Some have dubbed the phenomenon "postpartum pain syndrome". Others suspect they have rheumatoid arthritis, only to walk away from an appointment with a rheumatologist without any answers.
What can be going on, here? A few things, actually.
Postpartum recovery, pain, and fatigue
Postpartum fatigue is incredibly common, and can last for up to six months. When you experience feelings of physical weakness and pain in the immediate postpartum period, it is fairly safe to assume that your symptoms are physiological and normal. You are recovering from pregnancy and childbirth. Interestingly, women who have just had their first baby tend to be hardest-hit, while those who had subsequent children are less likely to be severely fatigued.
On a related note, hair loss is not uncommon during the postpartum period. This is is because you do not lose as much hair while you are pregnant, but your body makes up for that later as your hormones return to normal.
In addition to the usual symptoms of depression — such as a depressed mood (feeling down, sad, tearful), feeling hopeless, guilty, unworthy, and losing interest in everyday activities — women with postpartum depression may also question whether they are suitable mothers and feel a disconnection from their babies. Postpartum depression is more serious than the "baby blues" which many women experience, and gravely impacts daily life. It can lead to feelings about death, suicide, and even harming your baby, but certainly not always.
Fibromyalgia is a debilitating central sensitivity syndrome characterized by widespread pain and soreness in the muscles, joints, and tendons. Normal touch feels painful, and especially sore tender spots can be found in different parts of the body. Patients can feel extremely fatigued and weak. This condition still remains fairly poorly understood, but research points to the idea that symptoms are often triggered by physical injury or emotional stress or trauma.

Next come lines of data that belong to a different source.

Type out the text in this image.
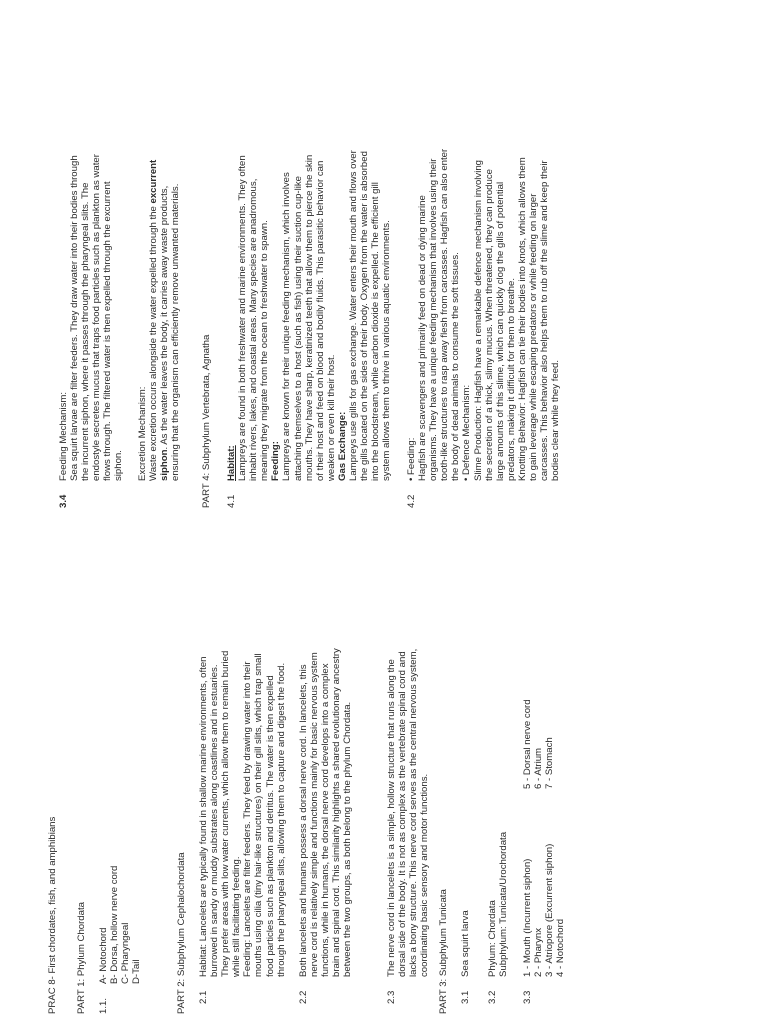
PRAC 8- First chordates, fish, and amphibians PART 1: Phylum Chordata 1.1.
A- Notochord B- Dorsa, hollow nerve cord C- Pharyngeal D-Tail	PART 2: Subphylum Cephalochordata 2.1
Habitat: Lancelets are typically found in shallow marine environments, often burrowed in sandy or muddy substrates along coastlines and in estuaries. They prefer areas with low water currents, which allow them to remain buried while still facilitating feeding. Feeding: Lancelets are filter feeders. They feed by drawing water into their mouths using cilia (tiny hair-like structures) on their gill slits, which trap small food particles such as plankton and detritus. The water is then expelled through the pharyngeal slits, allowing them to capture and digest the food.
2.2
Both lancelets and humans possess a dorsal nerve cord. In lancelets, this nerve cord is relatively simple and functions mainly for basic nervous system functions, while in humans, the dorsal nerve cord develops into a complex brain and spinal cord. This similarity highlights a shared evolutionary ancestry between the two groups, as both belong to the phylum Chordata.
2.3
The nerve cord in lancelets is a simple, hollow structure that runs along the dorsal side of the body. It is not as complex as the vertebrate spinal cord and lacks a bony structure. This nerve cord serves as the central nervous system, coordinating basic sensory and motor functions. PART 3: Subphylum Tunicata 3.1
Sea squirt larva
3.2
Phylum: Chordata Subphylum: Tunicata/Urochordata
3.3
1 - Mouth (Incurrent siphon) 2 - Pharynx 3 - Atriopore (Excurrent siphon) 4 - Notochord
5 - Dorsal nerve cord 6 - Atrium 7 - Stomach
3.4
Feeding Mechanism: Sea squirt larvae are filter feeders. They draw water into their bodies through the incurrent siphon, where it passes through the pharyngeal slits. The endostyle secretes mucus that traps food particles such as plankton as water flows through. The filtered water is then expelled through the excurrent siphon. Excretion Mechanism: Waste excretion occurs alongside the water expelled through the excurrent
siphon. As the water leaves the body, it carries away waste products, ensuring that the organism can efficiently remove unwanted materials. PART 4: Subphylum Vertebrata, Agnatha 4.1
Habitat: Lampreys are found in both freshwater and marine environments. They often inhabit rivers, lakes, and coastal areas. Many species are anadromous, meaning they migrate from the ocean to freshwater to spawn. Feeding: Lampreys are known for their unique feeding mechanism, which involves attaching themselves to a host (such as fish) using their suction cup-like mouths. They have sharp, keratinized teeth that allow them to pierce the skin of their host and feed on blood and bodily fluids. This parasitic behavior can weaken or even kill their host. Gas Exchange: Lampreys use gills for gas exchange. Water enters their mouth and flows over the gills located on the sides of their body. Oxygen from the water is absorbed into the bloodstream, while carbon dioxide is expelled. The efficient gill system allows them to thrive in various aquatic environments.
4.2
• Feeding: Hagfish are scavengers and primarily feed on dead or dying marine organisms. They have a unique feeding mechanism that involves using their tooth-like structures to rasp away flesh from carcasses. Hagfish can also enter the body of dead animals to consume the soft tissues. • Defence Mechanism: Slime Production: Hagfish have a remarkable defence mechanism involving the secretion of a thick, slimy mucus. When threatened, they can produce large amounts of this slime, which can quickly clog the gills of potential predators, making it difficult for them to breathe. Knotting Behavior: Hagfish can tie their bodies into knots, which allows them to gain leverage while escaping predators or while feeding on larger carcasses. This behavior also helps them to rub off the slime and keep their bodies clear while they feed.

There is evidence that fibromyalgia symptoms tend to grow more intense during pregnancy, but no research pointing in the direction that pregnancy or childbirth can directly induce fibromyalgia. However, it is possible that some of the women describing weak and painful muscles, joints, and tendons, whose symptoms started around the postpartum period but persisted long after, may have fibromyalgia.

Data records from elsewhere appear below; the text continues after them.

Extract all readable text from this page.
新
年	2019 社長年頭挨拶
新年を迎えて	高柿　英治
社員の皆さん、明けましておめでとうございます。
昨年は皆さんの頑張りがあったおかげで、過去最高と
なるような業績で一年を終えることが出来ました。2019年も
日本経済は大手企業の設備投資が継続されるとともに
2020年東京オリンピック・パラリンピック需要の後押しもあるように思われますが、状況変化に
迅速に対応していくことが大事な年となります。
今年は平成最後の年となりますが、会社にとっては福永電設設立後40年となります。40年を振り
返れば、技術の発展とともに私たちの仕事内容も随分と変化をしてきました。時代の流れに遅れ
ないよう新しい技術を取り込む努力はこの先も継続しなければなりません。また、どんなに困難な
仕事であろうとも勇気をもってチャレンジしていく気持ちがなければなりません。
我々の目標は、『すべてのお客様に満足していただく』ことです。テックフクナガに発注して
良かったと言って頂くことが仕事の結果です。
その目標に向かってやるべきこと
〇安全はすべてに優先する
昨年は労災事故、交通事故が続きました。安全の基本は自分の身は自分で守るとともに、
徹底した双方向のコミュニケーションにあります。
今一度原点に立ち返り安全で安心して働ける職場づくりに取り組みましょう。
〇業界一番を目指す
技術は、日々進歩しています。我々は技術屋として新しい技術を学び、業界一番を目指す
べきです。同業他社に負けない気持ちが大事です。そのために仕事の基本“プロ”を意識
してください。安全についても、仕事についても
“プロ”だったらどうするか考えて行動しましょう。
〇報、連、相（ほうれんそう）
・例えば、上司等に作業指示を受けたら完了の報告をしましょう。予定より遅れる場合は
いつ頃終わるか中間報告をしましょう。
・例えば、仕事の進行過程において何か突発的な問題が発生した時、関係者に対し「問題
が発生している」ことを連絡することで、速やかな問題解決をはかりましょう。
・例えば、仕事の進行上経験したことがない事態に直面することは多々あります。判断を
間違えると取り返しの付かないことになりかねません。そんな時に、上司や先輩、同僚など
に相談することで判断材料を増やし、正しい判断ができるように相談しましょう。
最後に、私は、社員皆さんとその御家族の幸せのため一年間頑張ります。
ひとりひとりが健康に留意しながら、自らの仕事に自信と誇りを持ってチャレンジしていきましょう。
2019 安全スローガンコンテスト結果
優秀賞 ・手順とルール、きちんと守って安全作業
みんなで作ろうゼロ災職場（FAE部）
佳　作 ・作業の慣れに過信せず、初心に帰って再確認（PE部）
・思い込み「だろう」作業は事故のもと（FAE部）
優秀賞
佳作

From what I've seen, many women describing this set of symptoms worry that they could have rheumatoid arthritis. Some, indeed, end up with this diagnosis, while rheumatoid arthritis is ruled out in others. It is interesting to note that rheumatoid arthritis symptoms often clear up or reduce during pregnancy, only to come back with a vengeance — that is to say, much more intensely — after the patient gives birth. If you had undiagnosed rheumatoid arthritis prior to your pregnancy, it is possible that you will suddenly feel much worse in the postpartum period.